EX-99.1 2 y59514exv99w1.htm EX-99.1: MAY 28, 2008 FREQUENTLY ASKED QUESTIONS AND ANSWERS EX-99.1
Exhibit 99.1
     
 
  May 28, 2008 — Frequently Asked Questions and Answers — (FAQ’s)
 
    
 
  From time to time, Investor Relations will provide FAQs on various topics of interest. The following is a compilation of recent FAQs.
 
    
Q
  What is the status of boceprevir?
 
    
A
  Schering-Plough announced on May 21, 2008 that it is initiating two Phase III studies with boceprevir, its investigational oral hepatitis C protease inhibitor, in patients chronically infected with hepatitis C virus (HCV) genotype 1. At this time, Schering-Plough believes, in spite of the chemical synthetic process complexities, it will have adequate clinical drug supply for the phase III program.
 
    
Q
  What are the IMS prescription volumes for VYTORIN and ZETIA?
 
    
A
  U.S. Total Prescription Volume (000’s)
                     
      January 2008   February 2008   March 2008   April 2008  
 
Cholesterol Management Market
   20,402   18,941   19,687   19,543  
 
Total Merck/Schering-Plough Franchise
   3,205   2,773   2,803   2,492  
 
VYTORIN
   1,839   1,597   1,610   1,420  
 
ZETIA
   1,366   1,176   1,193   1,072  
     
 
  Source: IMS’ National Prescription Audit Plus (NPA+) as of May 14, 2008, which includes routine refinements by IMS to previously published data.
 
    
Q
  When will the Thrombin Receptor Antagonist (TRA) Phase II study results be published?
 
    
A
  The results of the Phase II trial (Thrombin Receptor Antagonist — Percutaneous Coronary Intervention [TRA-PCI]) were initially presented at the American College of Cardiology in March 2007.
 
    
 
  The results from this Phase II clinical study have been submitted to a peer reviewed journal by the study’s principal investigators and are under review.
 
    
Q
  What is the outlook for Schering-Plough’s full year 2008 effective tax rate?
 
    
A
  Schering-Plough estimates its full year 2008 effective tax rate to be in the mid-to-high teens, excluding purchase accounting adjustments, acquisition related items, and other specified items.
 
    
 
  DISCLOSURE NOTICE: The information in the frequently asked questions included in this FAQ, and in other written and oral statements about Schering-Plough and its business made by Schering-Plough or its officers from time to time, includes certain “forward-looking statements” within the meaning of the Private Securities Litigation Reform Act of 1995, including statements relating to prescription trends for VYTORIN and ZETIA, the timing of regulatory reviews and approvals, the timing of the presentation of clinical data, and outlook.
 
    
 
  Forward-looking statements relate to expectations or forecasts of future events.

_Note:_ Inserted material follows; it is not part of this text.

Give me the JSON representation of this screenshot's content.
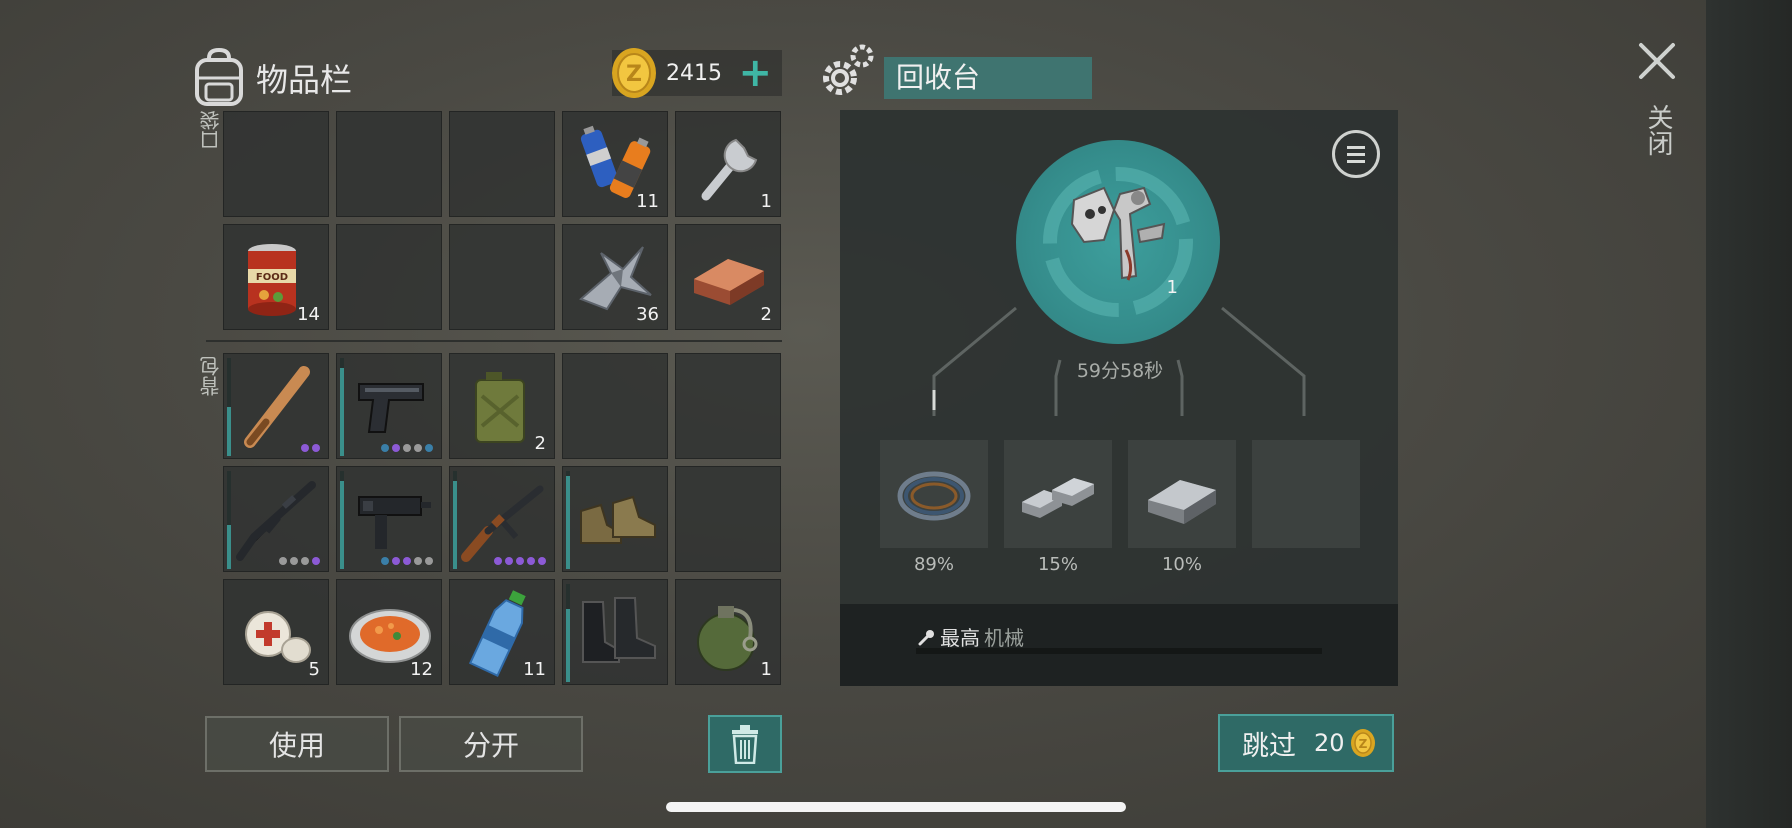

Schering-Plough does not assume the obligation to update any forward-looking statement. Many factors could cause actual results to differ materially from Schering-Plough’s forward-looking statements, including market forces (such as customer buying patterns); economic factors; product availability; patent and other intellectual property protection; current and future branded, generic or over-the-counter competition; the outcome of contingencies such as litigation and investigations; the regulatory process (including product approvals, labeling and post-marketing actions); scientific developments relating to marketed products or pipeline projects; and media and societal reaction to such developments, among other uncertainties. For further details about these and other factors that may impact the forward-looking statements, see Schering-Plough’s Securities and Exchange Commission filings, including Part II, Item 1A. “Risk Factors” in Schering-Plough’s 2008 10-Q, filed May 6, 2008.